Au début de son discours d’investiture, Evo Morales a tenu à
rappeler qu’il y a
cinquante ans, un paysan, un indigène n’aurait pas eu le droit
d’occuper la moindre charge publique. Aujourd’hui, lui se
retrouve non seulement au sein du Congrès National, mais même
dans le Palais de Gouvernement qui, maintenant, appartient au
peuple bolivien.
Il a présenté devant l’Assemblée Législative le rapport de sa
première période présidentielle et résumé les mesures prises et
les actions de bénéfice social menées au cours des quatre années
qu’il a déjà passées au Palais Quemado.
Au cours de la cérémonie, le sociologue et mathématicien Álvaro
García Linera a également pris possession de sa charge de Vice-président
pour une nouvelle période.
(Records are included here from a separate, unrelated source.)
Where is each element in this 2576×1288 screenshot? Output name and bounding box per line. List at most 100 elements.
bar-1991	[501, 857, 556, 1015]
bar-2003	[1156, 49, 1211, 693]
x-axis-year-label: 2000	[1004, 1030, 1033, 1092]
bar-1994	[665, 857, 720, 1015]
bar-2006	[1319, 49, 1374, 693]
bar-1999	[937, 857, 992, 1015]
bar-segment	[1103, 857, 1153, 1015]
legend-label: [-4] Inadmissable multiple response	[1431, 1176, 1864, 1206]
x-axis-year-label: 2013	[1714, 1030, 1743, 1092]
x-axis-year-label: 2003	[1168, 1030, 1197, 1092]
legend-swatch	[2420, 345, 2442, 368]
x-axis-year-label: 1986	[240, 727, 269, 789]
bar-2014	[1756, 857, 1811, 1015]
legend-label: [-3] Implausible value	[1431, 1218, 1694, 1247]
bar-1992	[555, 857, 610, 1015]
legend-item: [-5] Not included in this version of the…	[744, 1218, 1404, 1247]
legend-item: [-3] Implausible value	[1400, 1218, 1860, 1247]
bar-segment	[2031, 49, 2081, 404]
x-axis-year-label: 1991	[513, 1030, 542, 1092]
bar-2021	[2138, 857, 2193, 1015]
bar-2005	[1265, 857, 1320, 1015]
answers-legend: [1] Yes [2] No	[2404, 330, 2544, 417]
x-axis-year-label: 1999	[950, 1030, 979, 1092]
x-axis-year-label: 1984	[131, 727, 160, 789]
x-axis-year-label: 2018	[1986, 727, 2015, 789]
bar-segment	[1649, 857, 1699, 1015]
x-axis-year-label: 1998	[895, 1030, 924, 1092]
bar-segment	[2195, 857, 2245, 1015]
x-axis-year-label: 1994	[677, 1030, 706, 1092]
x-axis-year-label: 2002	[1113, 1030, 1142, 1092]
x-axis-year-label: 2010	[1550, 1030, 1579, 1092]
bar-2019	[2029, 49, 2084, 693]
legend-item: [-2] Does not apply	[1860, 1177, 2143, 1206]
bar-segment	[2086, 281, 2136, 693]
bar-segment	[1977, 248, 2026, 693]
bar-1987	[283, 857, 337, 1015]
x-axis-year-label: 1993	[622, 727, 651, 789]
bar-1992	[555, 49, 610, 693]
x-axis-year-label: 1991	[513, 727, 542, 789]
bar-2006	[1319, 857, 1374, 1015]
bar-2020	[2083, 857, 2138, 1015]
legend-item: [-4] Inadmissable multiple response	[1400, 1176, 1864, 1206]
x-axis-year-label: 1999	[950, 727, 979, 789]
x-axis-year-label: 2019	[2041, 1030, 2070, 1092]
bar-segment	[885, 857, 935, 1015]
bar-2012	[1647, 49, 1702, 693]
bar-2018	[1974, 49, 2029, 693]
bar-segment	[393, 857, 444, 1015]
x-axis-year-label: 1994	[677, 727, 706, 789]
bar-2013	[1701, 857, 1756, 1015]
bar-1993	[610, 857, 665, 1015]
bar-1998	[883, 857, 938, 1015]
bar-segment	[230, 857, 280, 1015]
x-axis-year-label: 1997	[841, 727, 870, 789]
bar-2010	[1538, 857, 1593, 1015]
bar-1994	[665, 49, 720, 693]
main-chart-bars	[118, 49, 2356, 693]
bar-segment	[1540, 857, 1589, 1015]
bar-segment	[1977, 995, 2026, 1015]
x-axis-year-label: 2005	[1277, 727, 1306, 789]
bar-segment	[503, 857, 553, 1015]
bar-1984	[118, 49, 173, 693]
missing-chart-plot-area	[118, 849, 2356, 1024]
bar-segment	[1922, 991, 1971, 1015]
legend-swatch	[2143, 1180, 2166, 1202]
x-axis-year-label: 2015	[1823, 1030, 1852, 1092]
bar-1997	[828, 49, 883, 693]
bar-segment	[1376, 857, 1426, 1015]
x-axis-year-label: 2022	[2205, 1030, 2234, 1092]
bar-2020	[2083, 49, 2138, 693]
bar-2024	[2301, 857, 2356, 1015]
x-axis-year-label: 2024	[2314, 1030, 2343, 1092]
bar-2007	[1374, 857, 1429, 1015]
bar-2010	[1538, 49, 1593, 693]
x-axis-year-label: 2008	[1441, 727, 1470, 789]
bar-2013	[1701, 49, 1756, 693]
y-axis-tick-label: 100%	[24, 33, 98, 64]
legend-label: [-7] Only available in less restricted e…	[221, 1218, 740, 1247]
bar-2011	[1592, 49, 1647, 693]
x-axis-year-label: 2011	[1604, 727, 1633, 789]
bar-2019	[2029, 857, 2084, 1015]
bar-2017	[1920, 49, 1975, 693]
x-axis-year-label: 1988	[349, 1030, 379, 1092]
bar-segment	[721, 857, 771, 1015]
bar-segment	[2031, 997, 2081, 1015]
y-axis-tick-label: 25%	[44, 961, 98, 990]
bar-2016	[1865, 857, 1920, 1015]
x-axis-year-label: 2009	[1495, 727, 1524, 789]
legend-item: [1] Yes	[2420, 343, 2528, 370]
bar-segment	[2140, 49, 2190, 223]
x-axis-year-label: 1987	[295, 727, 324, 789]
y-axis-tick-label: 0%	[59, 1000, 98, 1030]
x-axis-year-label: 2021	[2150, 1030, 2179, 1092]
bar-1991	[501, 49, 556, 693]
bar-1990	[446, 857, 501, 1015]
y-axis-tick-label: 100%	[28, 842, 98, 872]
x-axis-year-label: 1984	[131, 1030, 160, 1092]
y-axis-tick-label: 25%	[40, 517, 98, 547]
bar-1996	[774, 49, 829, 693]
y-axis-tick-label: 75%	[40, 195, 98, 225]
Il exerçait déjà cette responsabilité
aux côtés d’Evo Morales depuis 2006.
Après la cérémonie d’investiture du président Evo Morales, qui
s’est déroulée au siège de l’organe législatif, le vice-président
a défini la république établie en 1824 dans le pays andin comme
« instaurée par une citoyenneté de caste et de chéquier qui ne
tenait aucun compte de la majorité du peuple bolivien pauvre et
humble ».
Après avoir déclaré comme officiellement abolis les symboles «
qui représentaient le vieil état colonial et néolibéral », il a
qualifié de « grandes failles tectoniques » les graves problèmes
et les carences dont a souffert la nation sud-américaine
jusqu’en 2005.
Il a fait serment de loyauté envers le président élu et s’est
défini à la fois comme un révolutionnaire, un vieux bolchevique
et un tupacamariste.
A la cérémonie ont assisté Hugo Chávez, Rafael Correa et
Fernando Lugo, les présidents de Venezuela, Equuateur y Paraguay
respectivement, ainsi que Ramiro Valdés Menéndez, vice-président
du Conseil d’État de Cuba, Felipe de Borbón, Prince d’Asturies
et Michelle Bachelet, présidente sortante du Chili, entre autres
personnalités.
Avec 64 % des votes à sa faveur, le six décembre dernier, Evo
Morales Ayma, premier Chef d’État d’origine amérindienne de
Bolivie et de toute l’Amérique du Sud, vient d’être élu, pour la
seconde fois, comme Président de cette nation.